You thought you would know surfing, especially if you were living in Hawaii, but this movie displayed a whole new concept to the idea of riding waves. Keep Surfing is a movie that explains how people ride waves created by rivers and even though it is a different from traditional ocean surfing it still holds to the morals of friendship and enjoyment of life. A surfer’s dream may be to catch a perfect wave and ride it forever. Well these river surfers found a perpetual dream wave which you could ride for as long as you would like, until you “wiped out”. The perception of others may view these surfers as thrill seeking maniacs. However others, like myself, view these people like artists, ripping through the waves with such accuracy as if floating on air.

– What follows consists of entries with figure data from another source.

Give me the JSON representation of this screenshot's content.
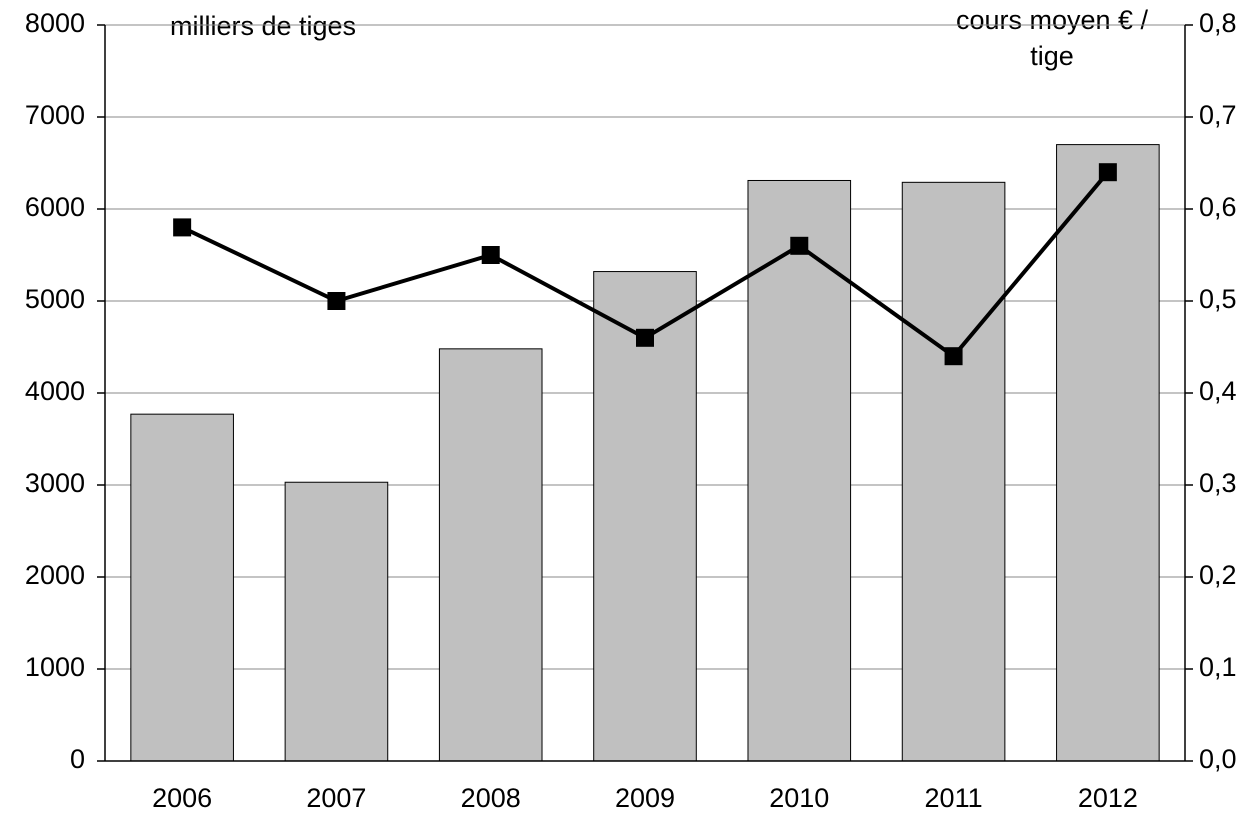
{
  "chart_data": {
    "type": "bar-line",
    "y_label": "milliers de tiges",
    "y2_label": [
      "cours moyen € /",
      "tige"
    ],
    "categories": [
      "2006",
      "2007",
      "2008",
      "2009",
      "2010",
      "2011",
      "2012"
    ],
    "series": [
      {
        "type": "bar",
        "color": "#c0c0c0",
        "axis": "y",
        "values": [
          3770,
          3030,
          4480,
          5320,
          6310,
          6290,
          6700
        ]
      },
      {
        "type": "line",
        "color": "#000000",
        "axis": "y2",
        "values": [
          0.58,
          0.5,
          0.55,
          0.46,
          0.56,
          0.44,
          0.64
        ]
      }
    ],
    "ylim": [
      0,
      8000
    ],
    "yticks": [
      0,
      1000,
      2000,
      3000,
      4000,
      5000,
      6000,
      7000,
      8000
    ],
    "y2lim": [
      0,
      0.8
    ],
    "y2ticks": [
      {
        "value": 0,
        "label": "0,0"
      },
      {
        "value": 0.1,
        "label": "0,1"
      },
      {
        "value": 0.2,
        "label": "0,2"
      },
      {
        "value": 0.3,
        "label": "0,3"
      },
      {
        "value": 0.4,
        "label": "0,4"
      },
      {
        "value": 0.5,
        "label": "0,5"
      },
      {
        "value": 0.6,
        "label": "0,6"
      },
      {
        "value": 0.7,
        "label": "0,7"
      },
      {
        "value": 0.8,
        "label": "0,8"
      }
    ],
    "grid": true
  }
}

The movie begins in France with a couple of friends searching for a spot to surf. But what I didn’t realize was that they were going to surf in a river. Once I accepted the fact that they were surfing in the river I was surprised yet again to find them surfing an actual wave that didn’t move and allowed them to stay in the same place. Soon after these people explain all the different spots they have and how one in particular was very popular in Europe. In Munich, Germany a river named “Eisbach” or ice river is a very notable for creating the perfect wave where surfers and tourists come to watch the performance. The surfers themselves believed that they were a circus performing in different locations and presenting society a new outlook on living life with adventure.

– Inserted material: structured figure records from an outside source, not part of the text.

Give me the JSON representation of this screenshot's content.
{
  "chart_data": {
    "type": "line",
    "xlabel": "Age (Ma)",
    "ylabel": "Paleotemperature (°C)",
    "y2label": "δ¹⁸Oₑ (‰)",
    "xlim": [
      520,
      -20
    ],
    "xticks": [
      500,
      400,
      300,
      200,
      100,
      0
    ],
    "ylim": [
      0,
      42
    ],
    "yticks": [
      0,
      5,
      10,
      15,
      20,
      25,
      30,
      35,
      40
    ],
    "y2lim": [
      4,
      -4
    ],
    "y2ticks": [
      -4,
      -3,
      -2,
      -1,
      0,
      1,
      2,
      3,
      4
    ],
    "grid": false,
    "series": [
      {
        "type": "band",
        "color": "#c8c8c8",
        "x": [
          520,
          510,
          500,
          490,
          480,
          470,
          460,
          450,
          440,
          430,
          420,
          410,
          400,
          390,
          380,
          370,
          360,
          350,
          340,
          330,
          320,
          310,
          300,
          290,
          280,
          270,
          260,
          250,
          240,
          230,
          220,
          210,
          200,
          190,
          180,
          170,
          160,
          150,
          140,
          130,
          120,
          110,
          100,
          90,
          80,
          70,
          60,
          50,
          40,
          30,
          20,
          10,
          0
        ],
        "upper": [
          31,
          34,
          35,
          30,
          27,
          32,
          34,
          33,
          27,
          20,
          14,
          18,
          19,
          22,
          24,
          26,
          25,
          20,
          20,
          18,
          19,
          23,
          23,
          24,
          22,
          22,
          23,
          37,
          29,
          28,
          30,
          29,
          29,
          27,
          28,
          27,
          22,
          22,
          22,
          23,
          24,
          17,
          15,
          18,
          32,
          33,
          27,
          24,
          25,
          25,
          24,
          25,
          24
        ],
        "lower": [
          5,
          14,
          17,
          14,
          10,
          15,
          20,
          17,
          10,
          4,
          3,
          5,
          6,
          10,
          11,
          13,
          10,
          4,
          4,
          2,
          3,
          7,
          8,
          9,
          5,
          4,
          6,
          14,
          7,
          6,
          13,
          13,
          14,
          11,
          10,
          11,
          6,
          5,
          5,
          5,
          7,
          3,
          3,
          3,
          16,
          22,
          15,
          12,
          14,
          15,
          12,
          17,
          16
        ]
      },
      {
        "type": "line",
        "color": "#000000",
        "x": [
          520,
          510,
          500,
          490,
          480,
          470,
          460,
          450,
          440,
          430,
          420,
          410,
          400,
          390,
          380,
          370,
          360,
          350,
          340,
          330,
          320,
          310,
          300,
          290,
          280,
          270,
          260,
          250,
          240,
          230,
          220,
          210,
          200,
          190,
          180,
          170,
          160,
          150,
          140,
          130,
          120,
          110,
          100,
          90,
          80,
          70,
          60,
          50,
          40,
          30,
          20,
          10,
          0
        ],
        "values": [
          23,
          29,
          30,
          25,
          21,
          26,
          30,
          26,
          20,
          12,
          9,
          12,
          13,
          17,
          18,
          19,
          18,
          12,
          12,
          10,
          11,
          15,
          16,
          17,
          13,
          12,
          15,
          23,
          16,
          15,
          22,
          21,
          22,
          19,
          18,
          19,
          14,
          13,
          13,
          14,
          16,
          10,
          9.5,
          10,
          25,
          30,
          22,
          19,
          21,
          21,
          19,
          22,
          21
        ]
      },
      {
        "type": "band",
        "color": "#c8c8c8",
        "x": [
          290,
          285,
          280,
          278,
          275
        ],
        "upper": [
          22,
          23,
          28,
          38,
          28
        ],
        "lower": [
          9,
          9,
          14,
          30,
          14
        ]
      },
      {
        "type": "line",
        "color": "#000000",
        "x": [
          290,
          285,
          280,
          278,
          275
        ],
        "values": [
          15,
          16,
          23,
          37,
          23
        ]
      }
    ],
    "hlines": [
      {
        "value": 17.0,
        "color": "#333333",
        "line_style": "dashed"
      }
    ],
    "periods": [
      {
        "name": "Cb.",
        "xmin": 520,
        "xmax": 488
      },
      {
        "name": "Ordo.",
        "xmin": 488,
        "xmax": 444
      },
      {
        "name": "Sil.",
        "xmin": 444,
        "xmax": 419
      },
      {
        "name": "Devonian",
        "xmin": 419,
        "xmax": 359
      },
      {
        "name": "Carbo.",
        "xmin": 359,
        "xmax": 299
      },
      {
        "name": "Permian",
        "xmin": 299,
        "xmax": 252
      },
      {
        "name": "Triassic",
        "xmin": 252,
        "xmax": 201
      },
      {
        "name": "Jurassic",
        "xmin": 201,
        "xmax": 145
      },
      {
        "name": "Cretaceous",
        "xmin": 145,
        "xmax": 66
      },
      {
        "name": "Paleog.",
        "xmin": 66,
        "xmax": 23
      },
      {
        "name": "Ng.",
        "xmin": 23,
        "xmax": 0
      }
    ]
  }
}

What I found that was interesting about this film was how the director incorporated background research and actually footage about river surfing. He was able to obtain personal interviews with a variety of surfers that started their pro-surfing career with this river and also with non-local surfers who only surfed in the ocean, but were willing to attempt this new sport. These interviews allowed for the viewers to understand the mentality of these people, where they came from, and why did they choose this sport to be involved in. For one surfer in particular lived a deviant life growing up but then he came across surfing which allowed him to change his outlook on life.

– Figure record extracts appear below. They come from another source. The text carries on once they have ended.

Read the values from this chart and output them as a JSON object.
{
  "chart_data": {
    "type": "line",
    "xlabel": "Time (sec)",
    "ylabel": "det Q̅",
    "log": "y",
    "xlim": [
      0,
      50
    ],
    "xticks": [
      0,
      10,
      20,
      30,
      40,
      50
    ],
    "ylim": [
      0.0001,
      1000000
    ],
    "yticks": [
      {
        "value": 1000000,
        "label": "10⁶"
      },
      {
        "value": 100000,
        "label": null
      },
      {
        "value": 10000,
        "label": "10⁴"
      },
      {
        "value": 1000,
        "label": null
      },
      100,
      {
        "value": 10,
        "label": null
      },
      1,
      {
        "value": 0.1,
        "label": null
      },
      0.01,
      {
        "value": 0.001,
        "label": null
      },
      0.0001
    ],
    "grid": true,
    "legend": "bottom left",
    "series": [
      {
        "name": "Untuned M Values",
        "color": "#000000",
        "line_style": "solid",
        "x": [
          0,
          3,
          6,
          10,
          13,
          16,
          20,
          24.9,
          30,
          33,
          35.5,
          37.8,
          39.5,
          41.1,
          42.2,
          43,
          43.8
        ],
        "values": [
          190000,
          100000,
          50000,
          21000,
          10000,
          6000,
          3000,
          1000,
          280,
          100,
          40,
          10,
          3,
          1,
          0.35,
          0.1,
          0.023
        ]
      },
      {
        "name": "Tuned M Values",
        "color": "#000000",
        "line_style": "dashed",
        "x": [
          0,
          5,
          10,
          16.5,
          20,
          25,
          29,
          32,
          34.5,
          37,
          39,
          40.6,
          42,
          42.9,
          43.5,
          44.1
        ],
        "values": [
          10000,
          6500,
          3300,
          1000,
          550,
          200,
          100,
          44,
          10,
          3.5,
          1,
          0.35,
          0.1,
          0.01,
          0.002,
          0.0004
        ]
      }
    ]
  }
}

I feel that this film had an excellent story to tell and also a moral lesson to learn. If people watch films like these more often they will be able to see the beauty the world has to offer. Not only just speaking of environmental beauty like the ocean or the rivers in this case but the beauty of friendship. Even though the movie presented the fact of river surfing it also tied in how it can lead to long term friendships or just meeting someone new for the first time. Sharing a common interest allow for people to escape their comfort zone and try to learn from one another. Watching this movie made me want to go out and buy a surf board and meet new people. It also taught respect of others and nature even though it wasn’t its direct intent. The people in this film were not after first place or trying to figure out who could last the longest on a wave. They were just trying to have a good time with one another. All they wanted was to ride some waves and make the best of the day. I fill that the world should make the best out of every day so that they can truly respect themselves and the people around them.
I would fully recommend this film for anyone who wishes to learn about something new in this world and also just to escape the norms of life and attempt something fun.